When it comes to the trajectory of his career, Miles Teller is having anything but an awkward moment... Unless, of course, you're talking about his role in the movie thus entitled. Fresh on the heels of an oddly charming turn as a schmucky, commitment-phobic manchild in this month's big ensemble rom-com, Teller is headed for biopic territory with the challenging lead in "Bleed for This."
Starring opposite Aaron Eckhart, Teller will play boxer Vinny Pazienza, whose real-life return to the ring after a car crash that should have ended his career is the stuff underdog fairytales are made of. It's a canny choice for an on-the-verge actor in an industry where biopics and boxing movies are some of the most reliable awards bait there is; under the circumstances, there's little question that this role is part of a trajectory that will send Teller to the top of the A-list.

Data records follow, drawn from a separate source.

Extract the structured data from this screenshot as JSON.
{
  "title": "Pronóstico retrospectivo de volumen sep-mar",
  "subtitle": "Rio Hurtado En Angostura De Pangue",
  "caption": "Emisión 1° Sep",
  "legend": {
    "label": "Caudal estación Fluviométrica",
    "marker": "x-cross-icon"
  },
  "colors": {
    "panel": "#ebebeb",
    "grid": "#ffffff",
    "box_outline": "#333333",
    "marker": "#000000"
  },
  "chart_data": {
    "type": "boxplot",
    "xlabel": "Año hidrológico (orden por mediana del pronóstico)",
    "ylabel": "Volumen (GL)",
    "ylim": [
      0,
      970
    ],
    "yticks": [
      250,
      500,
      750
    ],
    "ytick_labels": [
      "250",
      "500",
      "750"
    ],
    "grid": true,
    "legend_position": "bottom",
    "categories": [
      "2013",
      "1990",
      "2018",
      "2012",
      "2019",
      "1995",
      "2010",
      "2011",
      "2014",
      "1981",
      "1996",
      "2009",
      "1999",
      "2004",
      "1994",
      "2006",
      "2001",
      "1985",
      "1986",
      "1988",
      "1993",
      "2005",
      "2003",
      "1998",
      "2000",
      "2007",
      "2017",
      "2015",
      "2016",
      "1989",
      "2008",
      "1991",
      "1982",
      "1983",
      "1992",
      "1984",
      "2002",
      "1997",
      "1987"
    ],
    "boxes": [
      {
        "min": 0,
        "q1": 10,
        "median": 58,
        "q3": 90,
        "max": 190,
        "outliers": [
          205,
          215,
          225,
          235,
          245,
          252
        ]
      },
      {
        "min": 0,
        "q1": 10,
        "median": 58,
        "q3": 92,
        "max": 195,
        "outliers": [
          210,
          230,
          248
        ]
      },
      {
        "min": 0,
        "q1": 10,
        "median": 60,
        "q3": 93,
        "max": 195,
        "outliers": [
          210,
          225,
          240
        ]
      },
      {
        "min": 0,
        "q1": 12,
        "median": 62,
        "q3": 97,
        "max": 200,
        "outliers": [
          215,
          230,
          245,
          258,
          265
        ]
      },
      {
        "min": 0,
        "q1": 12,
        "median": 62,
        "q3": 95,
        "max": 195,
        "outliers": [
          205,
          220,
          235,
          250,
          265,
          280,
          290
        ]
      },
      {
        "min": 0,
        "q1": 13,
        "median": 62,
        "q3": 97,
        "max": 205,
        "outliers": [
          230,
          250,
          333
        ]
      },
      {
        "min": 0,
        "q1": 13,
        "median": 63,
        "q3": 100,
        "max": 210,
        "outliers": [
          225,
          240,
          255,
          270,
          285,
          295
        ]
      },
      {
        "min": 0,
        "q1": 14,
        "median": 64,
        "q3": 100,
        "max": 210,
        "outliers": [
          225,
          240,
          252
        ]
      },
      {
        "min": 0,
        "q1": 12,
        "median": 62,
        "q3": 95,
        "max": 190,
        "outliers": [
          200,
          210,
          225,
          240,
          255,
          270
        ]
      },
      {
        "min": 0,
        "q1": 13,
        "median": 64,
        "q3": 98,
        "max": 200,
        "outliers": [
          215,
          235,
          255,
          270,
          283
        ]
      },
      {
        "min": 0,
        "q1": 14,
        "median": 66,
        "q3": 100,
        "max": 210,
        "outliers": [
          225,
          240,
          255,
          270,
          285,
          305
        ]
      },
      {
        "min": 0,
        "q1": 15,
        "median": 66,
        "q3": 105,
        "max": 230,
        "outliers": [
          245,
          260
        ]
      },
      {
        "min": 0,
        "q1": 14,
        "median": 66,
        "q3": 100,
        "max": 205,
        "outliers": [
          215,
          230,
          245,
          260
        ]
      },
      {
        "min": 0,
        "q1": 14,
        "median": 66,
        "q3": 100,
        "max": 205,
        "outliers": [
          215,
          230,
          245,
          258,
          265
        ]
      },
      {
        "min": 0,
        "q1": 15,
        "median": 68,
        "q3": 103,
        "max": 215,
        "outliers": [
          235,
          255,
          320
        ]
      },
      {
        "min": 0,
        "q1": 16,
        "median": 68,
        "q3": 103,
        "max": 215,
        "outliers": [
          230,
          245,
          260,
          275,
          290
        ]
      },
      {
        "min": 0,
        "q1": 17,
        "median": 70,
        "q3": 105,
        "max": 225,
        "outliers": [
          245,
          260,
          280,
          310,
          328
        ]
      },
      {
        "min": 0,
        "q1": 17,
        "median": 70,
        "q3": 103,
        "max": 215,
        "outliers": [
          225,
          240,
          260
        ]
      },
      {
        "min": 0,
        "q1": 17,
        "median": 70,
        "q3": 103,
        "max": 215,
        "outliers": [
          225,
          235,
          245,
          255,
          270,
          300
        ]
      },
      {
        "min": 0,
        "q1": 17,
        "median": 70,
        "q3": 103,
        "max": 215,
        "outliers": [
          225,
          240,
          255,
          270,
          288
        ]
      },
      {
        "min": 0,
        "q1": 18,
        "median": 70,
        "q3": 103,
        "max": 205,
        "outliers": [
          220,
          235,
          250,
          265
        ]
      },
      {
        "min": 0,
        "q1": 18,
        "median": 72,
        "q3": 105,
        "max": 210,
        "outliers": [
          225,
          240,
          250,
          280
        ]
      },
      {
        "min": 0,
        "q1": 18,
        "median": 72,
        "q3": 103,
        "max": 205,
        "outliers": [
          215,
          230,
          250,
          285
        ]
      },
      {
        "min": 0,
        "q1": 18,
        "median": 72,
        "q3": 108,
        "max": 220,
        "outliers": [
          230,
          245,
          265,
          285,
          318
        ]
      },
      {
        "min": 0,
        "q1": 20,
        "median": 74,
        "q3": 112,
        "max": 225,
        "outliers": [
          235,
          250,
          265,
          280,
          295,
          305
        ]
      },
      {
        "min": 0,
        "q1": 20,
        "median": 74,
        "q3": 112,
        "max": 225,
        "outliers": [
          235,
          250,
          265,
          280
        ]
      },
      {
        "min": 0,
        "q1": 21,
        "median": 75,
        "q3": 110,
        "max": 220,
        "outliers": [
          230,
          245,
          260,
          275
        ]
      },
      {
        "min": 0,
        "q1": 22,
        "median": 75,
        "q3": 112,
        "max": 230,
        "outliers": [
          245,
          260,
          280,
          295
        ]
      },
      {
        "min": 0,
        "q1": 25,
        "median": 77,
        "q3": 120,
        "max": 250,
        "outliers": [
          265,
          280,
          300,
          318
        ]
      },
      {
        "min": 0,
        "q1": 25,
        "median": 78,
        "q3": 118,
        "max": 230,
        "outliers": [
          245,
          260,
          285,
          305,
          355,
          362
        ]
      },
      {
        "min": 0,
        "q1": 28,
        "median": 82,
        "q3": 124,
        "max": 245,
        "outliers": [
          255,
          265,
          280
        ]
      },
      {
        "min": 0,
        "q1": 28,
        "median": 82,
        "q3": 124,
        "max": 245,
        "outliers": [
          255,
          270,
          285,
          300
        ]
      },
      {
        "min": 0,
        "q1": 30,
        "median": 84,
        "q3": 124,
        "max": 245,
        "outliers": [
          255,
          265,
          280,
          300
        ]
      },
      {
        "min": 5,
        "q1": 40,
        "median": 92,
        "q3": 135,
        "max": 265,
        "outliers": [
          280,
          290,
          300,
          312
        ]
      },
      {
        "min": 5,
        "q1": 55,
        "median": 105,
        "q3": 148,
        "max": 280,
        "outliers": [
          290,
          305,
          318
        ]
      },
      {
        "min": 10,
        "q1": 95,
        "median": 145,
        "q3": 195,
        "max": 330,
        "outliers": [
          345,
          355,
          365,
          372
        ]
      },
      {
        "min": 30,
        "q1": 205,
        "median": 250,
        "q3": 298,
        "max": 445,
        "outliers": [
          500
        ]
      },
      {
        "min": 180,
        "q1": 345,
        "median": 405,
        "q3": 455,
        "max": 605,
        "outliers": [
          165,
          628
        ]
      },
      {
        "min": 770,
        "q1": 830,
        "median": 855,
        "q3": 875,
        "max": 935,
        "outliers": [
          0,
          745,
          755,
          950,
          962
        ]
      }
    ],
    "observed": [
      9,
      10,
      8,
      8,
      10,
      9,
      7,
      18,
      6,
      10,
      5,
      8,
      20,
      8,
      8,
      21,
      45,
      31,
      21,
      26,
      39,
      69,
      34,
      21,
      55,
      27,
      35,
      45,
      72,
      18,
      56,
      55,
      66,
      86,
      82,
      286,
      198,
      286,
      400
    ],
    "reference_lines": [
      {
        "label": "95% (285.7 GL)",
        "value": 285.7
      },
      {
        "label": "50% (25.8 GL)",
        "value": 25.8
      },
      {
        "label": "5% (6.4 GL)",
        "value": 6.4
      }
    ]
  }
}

But more importantly, Miles Teller is beginning to look like a candidate for another sort of role, one that Hollywood has been unsuccessfully trying to fill ever since it became apparent that old guard celebs like De Niro, Pacino, Eastwood and Douglas were not, in fact, going to live forever. And despite a talented new class of up-and-coming young actors to choose from, Teller is the first man in recent memory to look like he might fit this particular bill: that of a powerhouse leading man, with enormous acting range, whose mere presence in a movie will spell success at the box office. What makes him so promising?
He's got range.
In the span of just a couple of years, we'll have seen Teller flexing his thespian muscles in an astonishing array of roles: as a loveable rom-com schlub in "That Awkward Moment," as a tortured teen alcoholic in "The Spectacular Now," as a sadistic cutthroat antagonist in "Divergent," and as an ambitious and obsessed drumming prodigy in the Sundance darling "Whiplash." And lest you think he lacks the superstar caliber to carry an action blockbuster, he's also rumored to be the frontrunner for the part of the cerebral, elastic Mr. Fantastic in the upcoming "Fantastic Four" reboot.
He's got skills -- and he's willing to learn new ones.
Teller doesn't just have natural talent in spades: after all, he won the Sundance Special Jury Prize for his crackling chemistry with Shailene Woodley in "The Spectacular Now" and held his own against the powerful talents of screen veteran J.K. Simmons in "Whiplash." He's also extremely dedicated to his craft. Case in point: the complex, crazy drum solo that happens at the climax of "Whiplash"? That's all him.
He's got that face.
Whatever term you use to describe Teller's unconventional looks (on MTV, the term "bro face" has been bandied about from time to time), his not-your-typical-movie-star face gives him the power to choose a variety of roles and play them to perfection.
Even this early in his career, the actor has demonstrated an uncanny knack for making himself look incredibly appealing, pathetically petulant, or even downright repellent depending upon who he's supposed to be. And where being too handsome can be limiting even to a very talented actor (we're looking at you, Ryan Gosling), Teller's ability to look handsome at will opens up the field for him to play literally anyone, from a soulful romantic lead to a filthy, scheming villain.